The effect of adjusting the baseplate size to the glenoid on primary fixation stability in reverse total shoulder arthroplasty: a finite element analysis
- Authors
- Kim, Soung-Yon; Chae, Soo-Won
- Issue Date
- Jan-2026
- Publisher
- BioMed Central
- Keywords
- Reverse total shoulder arthroplasty; Adjusting the size; Baseplate; Glenoid; Biomechanical effect; Primary fixation stability
- Citation
- Journal of Orthopaedic Surgery and Research, v.21, no.1
- Indexed
- SCIE
- Journal Title
- Journal of Orthopaedic Surgery and Research
- Volume
- 21
- Number
- 1
- URI
- https://scholarworks.gnu.ac.kr/handle/sw.gnu/82413
- DOI
- 10.1186/s13018-025-06615-0
- ISSN
- 1749-799X
- Abstract
- BackgroundThe optimal baseplate size for reverse shoulder arthroplasty in patients with varying glenoid dimensions remains controversial. In this study, we evaluated the biomechanical effects of adjusting baseplate size to different glenoid dimensions on primary fixation stability and analyzed the structural relationship between the baseplate and glenoid.MethodsWe evaluated the primary fixation stability and structural relationship of glenoid components with two circular baseplate sizes (25 mm vs. 29 mm) in different glenoid sizes (small vs. large) using finite element analysis. Three-dimensional finite element models were constructed from 14 cadaveric scapulae and glenoid components with 25- and 29-mm baseplates.

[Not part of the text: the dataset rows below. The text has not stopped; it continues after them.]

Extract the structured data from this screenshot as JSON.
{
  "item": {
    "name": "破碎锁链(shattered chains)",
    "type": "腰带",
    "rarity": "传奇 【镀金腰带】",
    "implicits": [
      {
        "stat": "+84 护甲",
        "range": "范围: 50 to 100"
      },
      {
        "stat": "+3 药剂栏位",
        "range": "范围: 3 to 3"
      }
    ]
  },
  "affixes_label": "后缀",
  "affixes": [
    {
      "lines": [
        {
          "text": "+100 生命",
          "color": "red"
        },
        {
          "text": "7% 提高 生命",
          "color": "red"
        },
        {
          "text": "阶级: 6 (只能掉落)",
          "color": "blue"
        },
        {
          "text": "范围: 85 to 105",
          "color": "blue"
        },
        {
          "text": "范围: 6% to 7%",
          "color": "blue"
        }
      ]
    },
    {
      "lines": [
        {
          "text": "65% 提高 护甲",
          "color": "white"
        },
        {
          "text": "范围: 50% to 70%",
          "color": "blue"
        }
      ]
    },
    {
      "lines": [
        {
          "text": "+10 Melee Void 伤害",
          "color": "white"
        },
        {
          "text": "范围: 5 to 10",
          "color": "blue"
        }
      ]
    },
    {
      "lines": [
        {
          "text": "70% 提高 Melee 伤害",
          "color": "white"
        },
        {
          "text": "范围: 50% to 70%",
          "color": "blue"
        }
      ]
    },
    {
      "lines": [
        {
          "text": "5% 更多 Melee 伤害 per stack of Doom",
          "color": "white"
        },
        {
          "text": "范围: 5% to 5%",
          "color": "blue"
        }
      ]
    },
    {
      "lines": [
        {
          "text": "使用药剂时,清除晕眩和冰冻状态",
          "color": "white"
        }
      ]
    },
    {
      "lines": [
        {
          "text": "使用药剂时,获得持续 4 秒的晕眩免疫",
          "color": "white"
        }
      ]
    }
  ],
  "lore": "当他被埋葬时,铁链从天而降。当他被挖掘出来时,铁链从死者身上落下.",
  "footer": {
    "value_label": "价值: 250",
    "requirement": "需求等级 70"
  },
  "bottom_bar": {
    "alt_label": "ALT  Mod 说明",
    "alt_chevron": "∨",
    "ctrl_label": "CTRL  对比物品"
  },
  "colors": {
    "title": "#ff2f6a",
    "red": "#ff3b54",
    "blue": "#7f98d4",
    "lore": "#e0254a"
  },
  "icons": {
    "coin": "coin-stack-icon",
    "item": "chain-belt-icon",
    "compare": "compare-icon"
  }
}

The relative micromotion of the bone-baseplate interface at measurement points 1-4, bone stress distribution under the baseplate and around the screws, contact surface area between bone and the baseplate back surface, contact surface area between bone and screws, and length of supporting bone stock (LSBS) for screws were analyzed.ResultsIn small glenoids, relative micromotion and maximum bone stress were significantly greater with the 29-mm baseplate than with the 25-mm baseplate. Bone-screw contact surface and LSBS for anterior and posterior screws were significantly greater with the 25-mm baseplate. In large glenoids, there were no significant differences between baseplate sizes.ConclusionsCompared with the 29-mm baseplate, the 25-mm baseplate improved primary fixation stability in small glenoids through increased bone-screw contact and LSBS of the anterior and posterior screws. In the large glenoid, baseplate size did not significantly affect the primary fixation stability of the glenoid component. In the small glenoid, adjusting the baseplate size using a small baseplate matching the anatomical size may improve primary fixation stability of the glenoid component. Optimizing bone-screw contact and LSBS is critical for baseplate stability in the small glenoid. However, adjusting the baseplate size to the glenoid does not affect the primary fixation stability in the large glenoid with sufficient bone stock. Baseplate size can be selected with greater flexibility in the large glenoid without compromising primary fixation stability.